Loss functions for sequence labels?


I have a model that returns a binary sequence of predictions of length k, e.g., [0, 0.2, 0.6, 0.4, 0.8] and I have labels like [0, 1, 1, 0, 0]. How could I define the loss function here? Thanks for your help!!

You could use nn.BCELoss for your output and target.
However, this won’t use any sequential information of this data.

Are your sequences of fixed size (fixed K)? If so you can do as @ptrblck suggests and use a nn.BCELoss or nn.MultiLabelSoftMarginLoss (will treat the problem as a multi-label problem).

If K is variable then I’d suggest treating the problem as a temporal classification by having an LSTM that returns single value predictions per temporal step and using a standard cross-entropy loss.

Does it handle the variable length issue?
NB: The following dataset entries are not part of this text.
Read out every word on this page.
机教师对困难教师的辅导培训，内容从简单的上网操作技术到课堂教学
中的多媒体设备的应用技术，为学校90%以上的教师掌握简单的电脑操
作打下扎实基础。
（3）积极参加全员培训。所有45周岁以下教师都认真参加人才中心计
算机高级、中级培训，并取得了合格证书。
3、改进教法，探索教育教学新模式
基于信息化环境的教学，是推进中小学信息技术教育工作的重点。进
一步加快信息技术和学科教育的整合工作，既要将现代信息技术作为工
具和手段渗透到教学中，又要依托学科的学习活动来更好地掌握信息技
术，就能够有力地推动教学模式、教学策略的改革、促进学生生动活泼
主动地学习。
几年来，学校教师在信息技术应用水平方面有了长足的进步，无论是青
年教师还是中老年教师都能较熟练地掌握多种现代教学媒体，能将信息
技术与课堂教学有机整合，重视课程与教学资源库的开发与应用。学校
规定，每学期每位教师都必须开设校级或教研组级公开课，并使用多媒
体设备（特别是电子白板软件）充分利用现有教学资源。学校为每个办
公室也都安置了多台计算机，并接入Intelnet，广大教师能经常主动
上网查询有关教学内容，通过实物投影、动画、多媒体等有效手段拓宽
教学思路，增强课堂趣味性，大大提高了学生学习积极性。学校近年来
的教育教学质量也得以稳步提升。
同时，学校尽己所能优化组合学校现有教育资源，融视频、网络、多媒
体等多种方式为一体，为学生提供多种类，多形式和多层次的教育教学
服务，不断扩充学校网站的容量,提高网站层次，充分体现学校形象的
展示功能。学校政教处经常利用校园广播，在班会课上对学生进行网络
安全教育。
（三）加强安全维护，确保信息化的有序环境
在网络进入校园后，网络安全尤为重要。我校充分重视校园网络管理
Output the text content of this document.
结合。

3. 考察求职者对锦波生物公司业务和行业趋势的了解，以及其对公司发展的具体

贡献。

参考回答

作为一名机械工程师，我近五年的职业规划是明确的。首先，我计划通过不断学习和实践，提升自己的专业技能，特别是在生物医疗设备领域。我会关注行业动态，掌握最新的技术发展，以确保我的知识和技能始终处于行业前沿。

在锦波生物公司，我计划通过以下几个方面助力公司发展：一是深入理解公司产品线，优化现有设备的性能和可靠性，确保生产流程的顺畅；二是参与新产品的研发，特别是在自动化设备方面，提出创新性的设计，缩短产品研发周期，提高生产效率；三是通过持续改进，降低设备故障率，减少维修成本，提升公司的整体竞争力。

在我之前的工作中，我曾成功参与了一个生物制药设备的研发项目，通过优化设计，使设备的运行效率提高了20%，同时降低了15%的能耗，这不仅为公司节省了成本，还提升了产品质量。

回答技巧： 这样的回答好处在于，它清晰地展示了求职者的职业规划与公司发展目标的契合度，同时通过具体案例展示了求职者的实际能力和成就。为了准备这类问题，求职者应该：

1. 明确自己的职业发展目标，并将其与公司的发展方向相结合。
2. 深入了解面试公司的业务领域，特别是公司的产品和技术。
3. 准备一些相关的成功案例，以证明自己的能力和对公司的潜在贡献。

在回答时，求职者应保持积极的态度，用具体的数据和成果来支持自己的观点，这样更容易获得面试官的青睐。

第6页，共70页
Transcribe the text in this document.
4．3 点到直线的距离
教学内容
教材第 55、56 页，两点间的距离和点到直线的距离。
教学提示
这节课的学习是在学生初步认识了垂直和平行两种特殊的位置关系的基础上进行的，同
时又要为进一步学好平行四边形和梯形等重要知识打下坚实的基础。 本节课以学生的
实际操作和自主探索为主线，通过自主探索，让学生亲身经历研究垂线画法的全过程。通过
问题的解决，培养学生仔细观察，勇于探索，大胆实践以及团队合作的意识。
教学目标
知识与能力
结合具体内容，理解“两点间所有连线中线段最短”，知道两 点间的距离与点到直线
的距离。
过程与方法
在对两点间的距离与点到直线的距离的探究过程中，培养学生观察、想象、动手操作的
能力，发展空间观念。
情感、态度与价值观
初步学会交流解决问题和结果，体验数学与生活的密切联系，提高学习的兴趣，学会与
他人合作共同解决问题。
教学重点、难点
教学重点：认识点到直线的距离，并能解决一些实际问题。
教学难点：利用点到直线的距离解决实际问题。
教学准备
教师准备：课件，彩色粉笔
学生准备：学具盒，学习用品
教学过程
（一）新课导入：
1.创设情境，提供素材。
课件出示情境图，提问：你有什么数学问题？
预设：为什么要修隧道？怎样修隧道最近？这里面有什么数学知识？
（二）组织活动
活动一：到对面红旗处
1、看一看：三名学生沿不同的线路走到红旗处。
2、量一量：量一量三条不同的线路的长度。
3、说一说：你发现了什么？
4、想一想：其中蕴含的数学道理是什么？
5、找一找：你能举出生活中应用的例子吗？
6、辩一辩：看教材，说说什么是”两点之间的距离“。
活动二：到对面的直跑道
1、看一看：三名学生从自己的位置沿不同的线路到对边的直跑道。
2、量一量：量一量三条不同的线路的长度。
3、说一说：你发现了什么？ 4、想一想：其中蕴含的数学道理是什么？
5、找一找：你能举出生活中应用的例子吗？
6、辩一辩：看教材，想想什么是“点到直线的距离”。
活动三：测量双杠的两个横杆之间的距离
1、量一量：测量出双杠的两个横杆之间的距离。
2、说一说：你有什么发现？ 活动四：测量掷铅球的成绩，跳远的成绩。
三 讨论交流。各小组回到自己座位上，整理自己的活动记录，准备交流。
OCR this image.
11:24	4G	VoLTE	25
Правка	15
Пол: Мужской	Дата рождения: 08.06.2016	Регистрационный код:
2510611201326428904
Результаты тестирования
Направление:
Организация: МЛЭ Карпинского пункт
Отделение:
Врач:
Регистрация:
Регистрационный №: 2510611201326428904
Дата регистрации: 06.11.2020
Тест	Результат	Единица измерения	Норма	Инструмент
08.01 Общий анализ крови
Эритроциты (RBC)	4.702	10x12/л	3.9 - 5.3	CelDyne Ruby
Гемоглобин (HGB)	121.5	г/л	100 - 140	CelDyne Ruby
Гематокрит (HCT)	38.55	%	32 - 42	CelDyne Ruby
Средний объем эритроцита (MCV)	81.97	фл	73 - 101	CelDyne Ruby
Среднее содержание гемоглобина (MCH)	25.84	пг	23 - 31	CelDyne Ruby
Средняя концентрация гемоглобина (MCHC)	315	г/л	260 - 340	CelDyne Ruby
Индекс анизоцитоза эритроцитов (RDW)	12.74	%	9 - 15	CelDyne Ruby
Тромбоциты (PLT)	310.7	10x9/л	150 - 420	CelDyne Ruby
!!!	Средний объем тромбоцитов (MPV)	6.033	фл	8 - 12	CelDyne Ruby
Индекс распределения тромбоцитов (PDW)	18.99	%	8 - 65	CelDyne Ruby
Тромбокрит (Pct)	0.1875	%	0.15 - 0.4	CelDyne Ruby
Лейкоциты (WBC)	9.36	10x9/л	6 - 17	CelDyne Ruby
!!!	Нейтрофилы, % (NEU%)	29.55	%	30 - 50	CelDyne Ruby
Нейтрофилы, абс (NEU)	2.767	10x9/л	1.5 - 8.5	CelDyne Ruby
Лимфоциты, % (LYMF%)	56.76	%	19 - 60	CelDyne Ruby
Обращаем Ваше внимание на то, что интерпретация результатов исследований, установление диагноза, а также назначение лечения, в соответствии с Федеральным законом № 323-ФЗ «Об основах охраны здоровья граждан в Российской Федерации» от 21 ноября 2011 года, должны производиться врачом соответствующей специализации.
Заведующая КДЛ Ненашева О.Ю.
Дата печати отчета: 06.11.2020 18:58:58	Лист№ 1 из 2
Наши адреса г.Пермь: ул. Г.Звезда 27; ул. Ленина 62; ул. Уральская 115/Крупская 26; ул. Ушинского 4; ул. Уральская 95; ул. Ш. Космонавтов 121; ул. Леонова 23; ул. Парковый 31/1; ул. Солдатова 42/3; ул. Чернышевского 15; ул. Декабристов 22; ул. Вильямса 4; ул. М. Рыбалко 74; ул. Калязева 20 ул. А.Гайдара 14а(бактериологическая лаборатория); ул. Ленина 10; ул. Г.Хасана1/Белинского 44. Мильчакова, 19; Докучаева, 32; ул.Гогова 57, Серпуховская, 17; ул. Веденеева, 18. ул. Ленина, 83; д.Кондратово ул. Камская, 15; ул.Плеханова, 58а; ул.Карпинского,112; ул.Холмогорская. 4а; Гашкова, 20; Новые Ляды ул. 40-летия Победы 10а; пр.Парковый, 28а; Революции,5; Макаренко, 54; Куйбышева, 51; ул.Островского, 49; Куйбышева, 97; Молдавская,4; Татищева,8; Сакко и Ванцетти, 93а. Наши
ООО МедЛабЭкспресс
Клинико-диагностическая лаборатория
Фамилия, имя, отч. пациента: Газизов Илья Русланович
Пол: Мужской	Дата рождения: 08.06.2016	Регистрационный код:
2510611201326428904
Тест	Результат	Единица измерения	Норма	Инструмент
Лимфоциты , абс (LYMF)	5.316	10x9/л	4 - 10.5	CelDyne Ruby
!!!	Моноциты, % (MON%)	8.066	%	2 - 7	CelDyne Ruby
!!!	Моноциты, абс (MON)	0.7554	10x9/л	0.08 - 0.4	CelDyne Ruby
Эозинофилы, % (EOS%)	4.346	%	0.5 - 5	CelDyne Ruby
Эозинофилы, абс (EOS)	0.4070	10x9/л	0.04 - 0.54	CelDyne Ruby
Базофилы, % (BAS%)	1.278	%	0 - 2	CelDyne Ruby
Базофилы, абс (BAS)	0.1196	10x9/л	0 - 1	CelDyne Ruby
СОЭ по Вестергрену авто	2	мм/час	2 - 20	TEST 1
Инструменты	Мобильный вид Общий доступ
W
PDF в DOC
The examples I mentioned was bad and let me try to rephrase to a better one. For example, the first pair may be pred [[0.2, 0.8], [0.9, 0.1]] and target [1, 1], while the second pair may be pred [[0.4, 0.6], [0.7, 0.3], [0.9, 0.1]] and target [1,0, 1]. I padded them to the same length but I am not sure how I should handle the variable length issue when it comes to the loss.

Thanks for the reply! The length of k actually varies and I padded them to the same length. In this situation, is there any good way to do the loss (please see my updated example in reply to @ptrblck) ?

Also if I have limited positive label, is there a good way I could balance it?